Technically speaking, the film is executed brilliantly. The acting is nuanced and evocative, the script authentic and unpretentious, the dialogue able to imply so much with so few words. The camerawork and production design truly invite you into the disarmingly quaint world of 1920s rural Ireland, despite the omnipresent boom of warfare resonating (symbolically) just out of view. Moreover, the film’s measured pace gives each moment and scene plenty of space to breathe, plus the audience plenty of time to ponder and reflect, calling upon us to fill in the gaps of what the characters don’t say and of what their actions really mean. I couldn’t help but compare this film to Everything Everywhere All at Once, its competitor at all the awards shows this year: a work that moves at a breakneck pace, throws images and ideas in the viewer’s face, and doesn’t leave much to think about or unravel once the credits roll. Personally, I found Banshees to be the more engaging, original, and expressive film.

That being said, it did leave me feeling a bit cold, and I wish we had been able to see more. I suppose McDonagh is telling us that we have seen everything we need to, that we now know the characters well enough to extrapolate how they will continue behaving and interacting, that the ennui and the despair and the egocentrism and the dogged tenacity will always be there and will never change, and the rest we can figure out for ourselves. If one thing’s for certain, it’s that The Banshees of Inisherin leaves audiences the same way it leaves its characters: cold, a bit lonely, and with a lot still to figure out. It’s our choice whether we face what we have seen or avoid it, like them, with our habitual distractions.
1 year 1 month ago
SpacedJ's avatar

SpacedJ

Bleak, nonsensical, just miserable for the sake of being miserable.
1 year 1 month ago
mysteryfan's avatar

mysteryfan

Another crapshoot Oscar movie with no logic in the story's beginning, middle and end.
There used to be a time I used to like Oscar nominated movies.

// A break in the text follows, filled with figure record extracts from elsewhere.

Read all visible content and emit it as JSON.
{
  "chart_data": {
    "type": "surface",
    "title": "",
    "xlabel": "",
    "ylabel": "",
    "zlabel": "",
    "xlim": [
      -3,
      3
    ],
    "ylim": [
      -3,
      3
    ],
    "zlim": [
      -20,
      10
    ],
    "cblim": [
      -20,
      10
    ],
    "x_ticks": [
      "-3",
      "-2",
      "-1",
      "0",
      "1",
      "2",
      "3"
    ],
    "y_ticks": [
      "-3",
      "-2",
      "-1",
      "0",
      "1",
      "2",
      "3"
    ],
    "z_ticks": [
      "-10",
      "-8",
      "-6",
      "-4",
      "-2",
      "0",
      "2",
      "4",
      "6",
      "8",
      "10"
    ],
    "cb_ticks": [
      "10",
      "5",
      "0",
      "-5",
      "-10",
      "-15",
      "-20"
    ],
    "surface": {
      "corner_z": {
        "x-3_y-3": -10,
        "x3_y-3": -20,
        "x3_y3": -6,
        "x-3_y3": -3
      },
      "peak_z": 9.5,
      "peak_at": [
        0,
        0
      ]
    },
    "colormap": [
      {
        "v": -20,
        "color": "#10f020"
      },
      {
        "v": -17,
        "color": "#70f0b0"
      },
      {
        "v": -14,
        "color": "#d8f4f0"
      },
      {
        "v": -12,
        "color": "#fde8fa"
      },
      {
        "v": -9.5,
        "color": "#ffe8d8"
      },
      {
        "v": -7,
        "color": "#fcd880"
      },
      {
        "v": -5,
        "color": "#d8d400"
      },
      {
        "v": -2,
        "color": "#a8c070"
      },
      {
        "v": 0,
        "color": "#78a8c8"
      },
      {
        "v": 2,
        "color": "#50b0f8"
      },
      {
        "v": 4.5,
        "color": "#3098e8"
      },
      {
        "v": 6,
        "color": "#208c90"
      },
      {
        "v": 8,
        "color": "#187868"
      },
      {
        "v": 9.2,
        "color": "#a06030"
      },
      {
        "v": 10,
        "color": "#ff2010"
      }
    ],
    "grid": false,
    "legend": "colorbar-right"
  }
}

I guess my average rating for Oscar movies would be below 6 for past few years.
4 months ago
oleole90's avatar

oleole90

Jesus effing christ! It's a slow heart-attack.
1 year 3 months ago
MMDan's avatar

MMDan

Huh?
1 year 3 months ago
chunkylefunga's avatar

chunkylefunga

Nothing special, people over analysing films to make them sound deep.

It's not really.

Nobody will remember this film in a decade.